«Tu desideri che io descriva la morte di mio zio affinché la trasmetta con maggiore veridicità ai posteri. Ti ringrazio, perché sono convinto che le imprese immortali meritino d’essere affidate all’eternità delle lettere» Plinio il Giovane (Lettere, VI, 16).
Del 79 d.C., quando la furia implacabile del Vesuvio seppellì, sotto un manto di coltre, cenere e lapilli, le città di Pompei, Ercolano e Stabia, riceviamo testimonianza dagli scritti dell’allora diciottenne Plinio il Giovane che, osservando il fenomeno apocalittico dalla costa di Miseno, consegnò, nella sua lettera a Tacito, forse il primo “post virale” della storia occidentale. Nipote dell’erudito Plinio il Vecchio, immerso in studi classici di retorica e nel culto della dialettica, il Giovane riporta l’evento, anni dopo, con stile puntuale, accurato, attento e commosso, mai melodrammatico, offrendone una descrizione vivida, quasi pittorica, incarnando l’ideale romano del testimonium veritatis. Nel suo racconto non è alcuna vanità, quanto il senso di responsabilità morale di chi è chiamato a custodire la memoria storica degli eventi, il desiderio di tramandare ai posteri la fedele verità di un disastro naturale dalle proporzioni epocali, inimmaginabili.

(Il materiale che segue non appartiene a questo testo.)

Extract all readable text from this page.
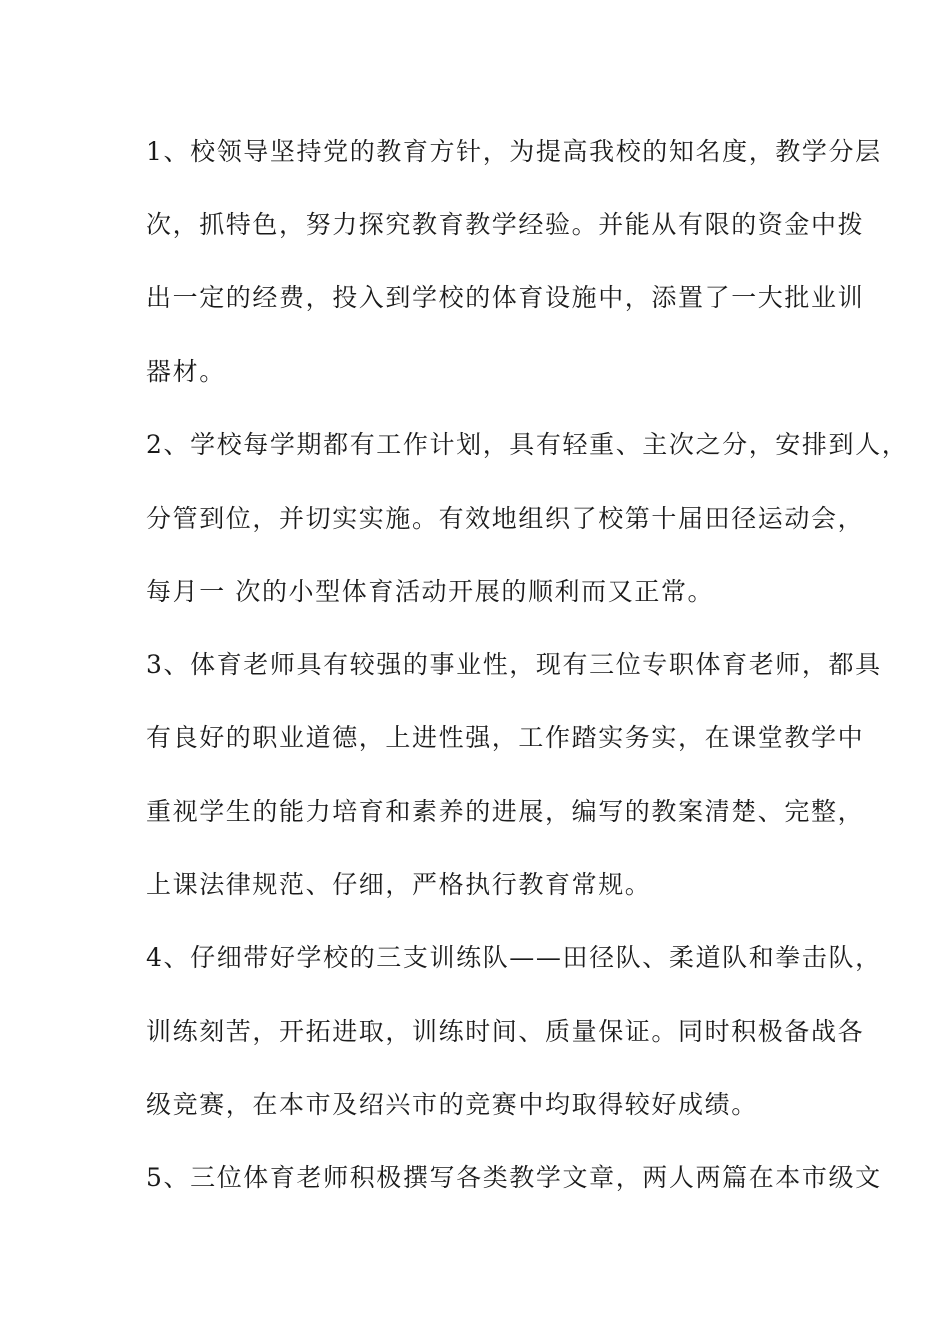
1、校领导坚持党的教育方针，为提高我校的知名度，教学分层
次，抓特色，努力探究教育教学经验。并能从有限的资金中拨
出一定的经费，投入到学校的体育设施中，添置了一大批业训
器材。
2、学校每学期都有工作计划，具有轻重、主次之分，安排到人，
分管到位，并切实实施。有效地组织了校第十届田径运动会，
每月一 次的小型体育活动开展的顺利而又正常。
3、体育老师具有较强的事业性，现有三位专职体育老师，都具
有良好的职业道德，上进性强，工作踏实务实，在课堂教学中
重视学生的能力培育和素养的进展，编写的教案清楚、完整，
上课法律规范、仔细，严格执行教育常规。
4、仔细带好学校的三支训练队——田径队、柔道队和拳击队，
训练刻苦，开拓进取，训练时间、质量保证。同时积极备战各
级竞赛，在本市及绍兴市的竞赛中均取得较好成绩。
5、三位体育老师积极撰写各类教学文章，两人两篇在本市级文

Eppure, in lui, è una tensione moderna, narrazione del sé, l’io che osserva e documenta luoghi, persone, dettagli… con minuzia di particolari, al pari degli odierni creator digitali.
«Una nube – incerto, per chi osservava da lontano, da quale monte provenisse (in seguito si seppe che era il Vesuvio) – si innalzava: nella forma e nell’aspetto non si sarebbe potuta paragonare a nulla meglio che a un pino. Infatti, sollevata come da un altissimo tronco, si apriva in alto in rami… A tratti era candida, a tratti scura e macchiata, a seconda che sollevasse terra o cenere» (Ibidem).
Duemila anni dopo, giovani tik toker, mossi dal bisogno di dar voce agli eventi, inondano i social attraverso algoritmi. Cronaca, drammi epocali, catastrofi narrate all’istante a mezzo smartphone, raggiungono il pubblico in tempo reale; una testimonianza istantanea, una narrazione dal basso, tanto rapida quanto volatile.
Il giovane antico, colto, sobrio, figlio di una nobiltà in declino ma ancora intrisa di gravitas, apparentemente agli antipodi rispetto a un influencer contemporaneo; eppure entrambi documentano, raccontano, denunciano, emozionano. Analoghe le urgenze, diverse le forme: un testo per l’eternità quello di Plinio, strutturato nei contenuti, limato nella forma, scaturito dal silenzio e dalla riflessione, rivolto a un pubblico selezionato, all’élite colta del mondo romano; istantaneo quello dei tik toker, destinato all’oblio programmato dello scroll continuo, rivolto a milioni di utenti, potenzialmente all’intero pianeta, immerso nella logica della rapidità, spesso a sacrificio della profondità.
Tra memoria e attualità, riflettere sulla distanza tra antico e moderno, rileggendo gli scritti pliniani, comparandoli con gli odierni e algoritmici tik tok, educa alla pratica dell’ascolto, all’esame dell’oggettivo, alla responsabilità di chi narra; e insieme la paura, la perdita, la speranza, il bisogno di comprendere, il coraggio di raccontare: analogie che innalzano ponti tra generazioni, tra miti e sensibilità, tra i diversi stili e linguaggi dell’essere umano.
«Fortes fortuna adiuvat: audentes deus ipse iuvat» (Ibidem).